Работа только одна.
Густав Далль уставился на меня через стол.
– Эта работа, – сказал я, – состоит в том, чтобы попытаться сделать мир чуть лучше.
Он набычился, но не сказал ничего.
– Лучше, – повторил я. – Лучше для всех. А не только комфортабельнее для себя самого.
Густав Далль сердито откашлялся, но все еще молчал.
– Это единственное, что можно сделать в своей жизни, – сказал я. – И потом можно умереть с улыбкой на устах.
Он сидел не двигаясь. Моя вилка скребла по тарелке, среди крошек торта.
– Расскажи о своей сестре, – сказал я.
Густав Далль набрал воздуха и с силой выдохнул, как делают при хорошем опьянении.
– Она моя младшая сестренка, – вежливо ответил он. – Наши родители погибли при аварии автомобиля за границей. Мне тогда было двадцать лет, а ей шесть.
Я поднял рюмку с ликером, приглашая выпить. Но он меня не видел, он говорил как будто сам с собой:
– С тех пор я о ней забочусь.
Он неуклюже поднялся, шатнулся и оперся руками о стол.
– Ее дружки, ее машины, ее лошади, ее... я обо всем этом заботился.
– Я хочу с ней встретиться, – сказал я.
– Она живет в Лондоне. Эрикссон даст тебе адрес. Я вынужден просить тебя... удалиться. Я хочу... пойти отдохнуть. – И он с трудом, пошатываясь, поклонился.
Еще не было и половины десятого, а его должны были уже уложить в постель.
– А Эрикссон с этим один справится? – спросил я.
Старый дворецкий глянул на меня с жгучей ненавистью.

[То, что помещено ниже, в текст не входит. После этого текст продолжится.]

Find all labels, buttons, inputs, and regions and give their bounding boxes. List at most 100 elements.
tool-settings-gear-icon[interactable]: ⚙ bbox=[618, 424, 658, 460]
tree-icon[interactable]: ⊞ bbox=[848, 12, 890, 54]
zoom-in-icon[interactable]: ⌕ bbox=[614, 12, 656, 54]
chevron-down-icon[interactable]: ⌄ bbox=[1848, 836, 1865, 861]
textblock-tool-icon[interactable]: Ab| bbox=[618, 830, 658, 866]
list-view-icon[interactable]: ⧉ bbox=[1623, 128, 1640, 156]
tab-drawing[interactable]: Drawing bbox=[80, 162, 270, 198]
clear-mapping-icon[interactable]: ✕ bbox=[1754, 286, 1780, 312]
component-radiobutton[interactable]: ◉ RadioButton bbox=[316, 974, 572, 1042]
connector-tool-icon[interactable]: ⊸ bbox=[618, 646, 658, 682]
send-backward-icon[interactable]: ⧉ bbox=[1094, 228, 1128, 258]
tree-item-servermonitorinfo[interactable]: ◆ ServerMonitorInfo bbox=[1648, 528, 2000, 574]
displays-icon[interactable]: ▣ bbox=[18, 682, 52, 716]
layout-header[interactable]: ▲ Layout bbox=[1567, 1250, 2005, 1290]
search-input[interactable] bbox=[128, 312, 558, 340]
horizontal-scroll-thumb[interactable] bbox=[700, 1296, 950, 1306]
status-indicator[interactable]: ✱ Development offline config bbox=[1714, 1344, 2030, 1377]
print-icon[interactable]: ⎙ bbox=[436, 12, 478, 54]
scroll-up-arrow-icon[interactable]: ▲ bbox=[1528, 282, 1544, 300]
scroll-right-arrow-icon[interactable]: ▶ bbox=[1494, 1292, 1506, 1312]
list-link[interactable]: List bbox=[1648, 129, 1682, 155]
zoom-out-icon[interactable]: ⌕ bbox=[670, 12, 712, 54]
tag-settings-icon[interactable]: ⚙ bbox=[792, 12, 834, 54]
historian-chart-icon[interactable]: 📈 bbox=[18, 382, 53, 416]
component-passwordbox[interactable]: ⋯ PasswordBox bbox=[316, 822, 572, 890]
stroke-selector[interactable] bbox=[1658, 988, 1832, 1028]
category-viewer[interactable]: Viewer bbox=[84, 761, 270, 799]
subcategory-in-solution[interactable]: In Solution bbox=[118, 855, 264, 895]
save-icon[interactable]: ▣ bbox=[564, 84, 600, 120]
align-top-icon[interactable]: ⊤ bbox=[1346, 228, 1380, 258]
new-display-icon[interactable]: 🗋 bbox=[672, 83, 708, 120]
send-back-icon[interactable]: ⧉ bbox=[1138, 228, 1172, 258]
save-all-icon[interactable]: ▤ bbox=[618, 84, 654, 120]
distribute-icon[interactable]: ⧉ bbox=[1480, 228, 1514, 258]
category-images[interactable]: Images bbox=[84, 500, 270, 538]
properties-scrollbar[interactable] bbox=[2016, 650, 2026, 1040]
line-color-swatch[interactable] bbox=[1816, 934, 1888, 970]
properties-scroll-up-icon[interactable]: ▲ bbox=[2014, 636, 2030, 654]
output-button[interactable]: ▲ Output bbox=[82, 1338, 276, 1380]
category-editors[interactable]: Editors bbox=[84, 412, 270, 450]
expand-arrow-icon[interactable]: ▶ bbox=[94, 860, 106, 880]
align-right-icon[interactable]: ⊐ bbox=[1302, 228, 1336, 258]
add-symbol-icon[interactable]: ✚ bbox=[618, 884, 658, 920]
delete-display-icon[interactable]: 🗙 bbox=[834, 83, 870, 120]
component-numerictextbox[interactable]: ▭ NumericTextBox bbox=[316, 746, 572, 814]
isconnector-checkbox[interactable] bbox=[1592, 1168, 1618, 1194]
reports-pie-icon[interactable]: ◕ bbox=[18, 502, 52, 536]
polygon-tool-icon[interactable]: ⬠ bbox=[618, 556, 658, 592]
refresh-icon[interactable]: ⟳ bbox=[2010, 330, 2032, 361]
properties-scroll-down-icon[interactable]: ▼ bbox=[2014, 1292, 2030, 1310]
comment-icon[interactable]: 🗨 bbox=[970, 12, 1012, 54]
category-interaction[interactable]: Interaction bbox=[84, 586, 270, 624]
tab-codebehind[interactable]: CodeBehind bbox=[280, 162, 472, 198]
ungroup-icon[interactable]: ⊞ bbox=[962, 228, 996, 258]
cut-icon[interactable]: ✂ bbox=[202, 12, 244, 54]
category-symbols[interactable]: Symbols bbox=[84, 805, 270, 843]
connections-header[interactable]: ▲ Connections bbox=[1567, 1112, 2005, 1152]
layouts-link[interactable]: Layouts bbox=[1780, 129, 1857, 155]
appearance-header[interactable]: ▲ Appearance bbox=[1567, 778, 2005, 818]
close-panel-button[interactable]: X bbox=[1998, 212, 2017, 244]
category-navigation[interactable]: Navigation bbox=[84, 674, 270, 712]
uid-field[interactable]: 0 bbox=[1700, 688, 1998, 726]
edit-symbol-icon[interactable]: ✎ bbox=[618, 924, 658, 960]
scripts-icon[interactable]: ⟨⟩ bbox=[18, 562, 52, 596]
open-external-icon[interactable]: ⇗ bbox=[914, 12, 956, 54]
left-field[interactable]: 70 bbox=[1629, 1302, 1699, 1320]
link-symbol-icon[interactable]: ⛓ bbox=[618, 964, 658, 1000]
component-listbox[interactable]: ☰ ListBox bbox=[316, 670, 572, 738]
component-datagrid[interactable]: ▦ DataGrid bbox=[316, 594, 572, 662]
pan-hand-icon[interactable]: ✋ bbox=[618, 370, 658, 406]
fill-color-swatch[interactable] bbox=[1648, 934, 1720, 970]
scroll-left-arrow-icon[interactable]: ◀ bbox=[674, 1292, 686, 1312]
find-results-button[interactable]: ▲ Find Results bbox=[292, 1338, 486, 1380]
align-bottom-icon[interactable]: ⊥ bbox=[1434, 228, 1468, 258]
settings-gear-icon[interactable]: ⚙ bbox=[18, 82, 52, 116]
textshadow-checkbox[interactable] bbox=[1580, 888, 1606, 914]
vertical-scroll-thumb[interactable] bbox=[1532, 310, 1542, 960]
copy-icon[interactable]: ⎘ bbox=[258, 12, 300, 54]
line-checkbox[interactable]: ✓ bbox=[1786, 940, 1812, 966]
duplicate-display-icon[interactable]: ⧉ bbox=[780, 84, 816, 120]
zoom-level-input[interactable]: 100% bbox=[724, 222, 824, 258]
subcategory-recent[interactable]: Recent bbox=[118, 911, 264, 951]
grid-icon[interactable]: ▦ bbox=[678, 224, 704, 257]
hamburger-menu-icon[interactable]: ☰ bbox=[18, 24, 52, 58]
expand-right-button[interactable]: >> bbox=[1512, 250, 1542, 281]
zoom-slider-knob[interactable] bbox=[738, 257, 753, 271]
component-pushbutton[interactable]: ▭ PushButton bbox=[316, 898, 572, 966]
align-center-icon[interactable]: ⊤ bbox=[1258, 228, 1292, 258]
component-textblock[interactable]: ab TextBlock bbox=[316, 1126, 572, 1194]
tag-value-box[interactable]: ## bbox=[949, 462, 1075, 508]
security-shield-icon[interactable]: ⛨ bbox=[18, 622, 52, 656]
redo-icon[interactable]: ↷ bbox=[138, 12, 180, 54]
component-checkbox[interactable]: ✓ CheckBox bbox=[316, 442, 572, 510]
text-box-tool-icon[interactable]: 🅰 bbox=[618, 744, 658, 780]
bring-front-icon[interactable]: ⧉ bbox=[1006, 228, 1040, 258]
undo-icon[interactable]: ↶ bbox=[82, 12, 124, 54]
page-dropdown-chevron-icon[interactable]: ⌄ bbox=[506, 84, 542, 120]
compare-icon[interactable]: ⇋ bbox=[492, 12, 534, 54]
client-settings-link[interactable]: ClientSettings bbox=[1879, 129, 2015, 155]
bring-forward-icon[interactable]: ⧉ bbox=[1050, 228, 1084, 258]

Перед дверцей лифта я вспомнил кое‑что, остановился и посмотрел вверх. Сквозь крышу было видно ночное небо. Это было стекло, стекло, покрытое чем‑то блестевшим, как золото.
Зверь сидел за баранкой. Когда я пришел, он не сказал ничего.
Фургон прямо‑таки десяток годков скинул от того, что ему дали постоять в Юрсхольме. Он завелся уже с шестой попытки. Мы поехали, подпрыгивая и стреляя из выхлопной трубы вдоль длинного ряда вилл.
Я погладил себя по животу.
– Сегодня я разом съел ланч и обед, – сказал я. – Вот как бывает, когда общаешься с крупным капиталом.
Зверь улыбнулся и ударил кулаком по своей втянутой диафрагме.
– Да уж, они такие, эти капиталисты, – подтвердил он. – Едят слишком много.
Стура‑Нюгатан была почти пуста. Несколько юнцов с криками раскачивали запаркованные машины, чтобы привести в действие сигнал тревоги. Стоявшая перед «Ерусалемс кебаб» группа арабов с удивлением наблюдала за ними.
Я ждал в подворотне почтовой конторы в переулке Госгрэнд, пока Зверь делал круги вокруг моего квартала. Я видел, как он остановился и заговорил с Ибрагимом из кебабной. Наконец он прифланировал ко мне своей просто вызывающе небрежной, кошачьей походкой.
– Ninguna vigilancia, – доложил он. – Ни один легавый за весь день.
Он нес моряцкий мешок на спине. Мы вошли в квартиру.
Там было тихо, душно и тепло. Когда мы зажгли свет в кухне, девушка в окне напротив помахала нам и улыбнулась.
– Спокойная улица, – сказал я.
Зверь включил кофейный автомат. Я постелил ему на диване. Мы долго сидели, молчали и читали газеты. Наконец Зверь поднялся, потянулся и спросил:
– Что будет дальше?
Я помотал головой:
– Не знаю. Но когда будет, мы это заметим.
Легли мы в полночь.
Я спал как убитый, пока Зверь не вошел в мою комнату, держа в руках обрезанный дробовик. Он сделал знак молчать. В переулке раздавались какие‑то звуки.
Мы стояли друг подле друга, раскрыв рты, чтобы дышать неслышно.
– Да это кто‑то просто блюет, – прошептал я.
Было почти полвторого, и я был прав.
Часом позже на лестнице послышались тяжелые шаги.